Banks profit from surge in business loans
ECONOMY
Bank of Nova Scotia and Bank of Montreal, Canada’s third- and fourth-largest lenders, got a boost last quarter as the nation’s businesses increased borrowing to meet customer demand.
Commercial-loan balances at Scotiabank’s domestic banking unit surged 19 per cent to $72.7 billion and gained 13 per cent to $96.2 billion in Bank of Montreal’s Canadian business in the three months through April. Fiscal second-quarter profit at both lenders topped analysts’ estimates.
While the economic outlook has softened amid expectations for continued interest-rate increases, preliminary figures suggest Canada’s economic growth at the start of the year exceeded expectations, and the unemployment rate last month fell to the lowest since 1976. That has the country’s businesses spending more to ramp up output and stockpile inventory to protect against supply-chain snarls.
“You had quite a bit of reopening and a lot of consumer demand in the quarter, so businesses are working to produce more,” Paul Gulberg, an analyst at Bloomberg Intelligence, said in an interview. “Businesses are also staring down the interest-rate increases that are coming, so they’re borrowing more now to lock in at lower rates.”
Those central bank interest-rate increases, meant to cool surging in
flation, are already giving the banks a boost in profitability. Scotiabank’s net interest margin — the difference in what it earns on loans versus what it pays for deposits — widened to 2.23 per cent in the fiscal second quarter from 2.16 per cent in the first quarter. Bank of Montreal’s net interest margin on average earning assets expanded to 1.69 per cent from 1.64 per cent in the first quarter.
Interest-rate hikes gave an even more pronounced lift to results in Scotiabank’s Latin America-focused international business. The unit’s net interest margin widened to 3.86 per cent from 3.76 per cent in the first quarter.
Both banks also boosted their dividends.
Bank of Montreal raised its quarterly payout 4.5 per cent to $1.39 a share.
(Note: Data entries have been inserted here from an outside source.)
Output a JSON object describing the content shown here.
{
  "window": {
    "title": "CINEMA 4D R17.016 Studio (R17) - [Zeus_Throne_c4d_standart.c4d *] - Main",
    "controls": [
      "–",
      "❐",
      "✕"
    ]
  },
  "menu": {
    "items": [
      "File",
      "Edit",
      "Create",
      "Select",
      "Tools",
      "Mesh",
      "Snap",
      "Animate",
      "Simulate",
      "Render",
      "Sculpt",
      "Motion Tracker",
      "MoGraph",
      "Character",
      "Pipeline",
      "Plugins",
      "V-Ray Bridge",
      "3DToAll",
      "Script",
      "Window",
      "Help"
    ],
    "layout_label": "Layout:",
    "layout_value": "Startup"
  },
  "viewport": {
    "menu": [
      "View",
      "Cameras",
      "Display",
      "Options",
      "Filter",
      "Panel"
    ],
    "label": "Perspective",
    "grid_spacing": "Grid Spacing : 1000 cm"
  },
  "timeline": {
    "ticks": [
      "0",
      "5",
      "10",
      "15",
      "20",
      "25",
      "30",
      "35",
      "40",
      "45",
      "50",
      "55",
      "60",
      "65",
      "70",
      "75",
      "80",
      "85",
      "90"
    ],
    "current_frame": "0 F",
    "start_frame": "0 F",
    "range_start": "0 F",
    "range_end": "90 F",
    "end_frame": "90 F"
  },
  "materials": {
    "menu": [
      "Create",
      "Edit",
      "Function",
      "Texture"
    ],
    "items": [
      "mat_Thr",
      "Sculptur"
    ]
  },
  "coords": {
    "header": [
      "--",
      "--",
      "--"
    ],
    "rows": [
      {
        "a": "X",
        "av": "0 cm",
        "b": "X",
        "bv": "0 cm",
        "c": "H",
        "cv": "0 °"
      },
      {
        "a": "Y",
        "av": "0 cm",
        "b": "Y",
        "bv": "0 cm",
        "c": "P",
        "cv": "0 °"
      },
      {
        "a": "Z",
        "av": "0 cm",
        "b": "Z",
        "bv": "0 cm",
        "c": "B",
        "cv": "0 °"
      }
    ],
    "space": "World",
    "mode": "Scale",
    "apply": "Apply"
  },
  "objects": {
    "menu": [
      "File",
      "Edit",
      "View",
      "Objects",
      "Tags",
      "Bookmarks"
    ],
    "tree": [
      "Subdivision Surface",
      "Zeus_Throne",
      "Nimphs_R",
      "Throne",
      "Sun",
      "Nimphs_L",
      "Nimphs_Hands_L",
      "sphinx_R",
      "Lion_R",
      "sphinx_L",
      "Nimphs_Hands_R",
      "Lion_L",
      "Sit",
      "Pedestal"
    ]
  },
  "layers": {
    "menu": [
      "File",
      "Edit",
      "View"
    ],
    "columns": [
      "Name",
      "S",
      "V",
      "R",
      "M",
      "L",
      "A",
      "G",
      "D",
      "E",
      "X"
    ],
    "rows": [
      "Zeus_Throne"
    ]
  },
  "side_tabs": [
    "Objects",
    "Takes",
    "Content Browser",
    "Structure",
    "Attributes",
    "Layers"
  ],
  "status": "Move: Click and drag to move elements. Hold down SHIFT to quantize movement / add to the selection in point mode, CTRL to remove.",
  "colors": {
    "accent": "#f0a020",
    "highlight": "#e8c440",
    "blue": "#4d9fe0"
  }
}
That topped the Bloomberg dividend forecast of $1.36 a share. Scotiabank raised its dividend 3 per cent to $1.03 a share, matching the Bloomberg estimate.
Scotiabank chief executive officer Brian Porter has revamped the international unit by focusing on larger, more-profitable markets and selling off smaller, underperforming operations. The unit benefited last quarter from growth in mortgages and commercial loans.
Net income in the international segment surged 44 per cent to $605 million, benefiting from growth in commercial loans and mortgages.
The unit’s net interest margin also widened 10 basis points from last quarter, reaching 3.86 per cent.
Bank of Montreal’s U.S. business, which the lender is expanding with the $16.3 billion acquisition of Bank of the West, saw the benefit of the commercial-lending expansion as well. Commercial loans there rose 9.4 per cent to $85.7 million.
The business is slated to get a further boost, becoming North America’s fourth-largest commercial bank when Bank of Montreal’s purchase of San Francisco-based Bank of the West from BNP Paribas SA is completed late this year. Bank of Montreal reiterated that it expects the deal to close by the end of 2022.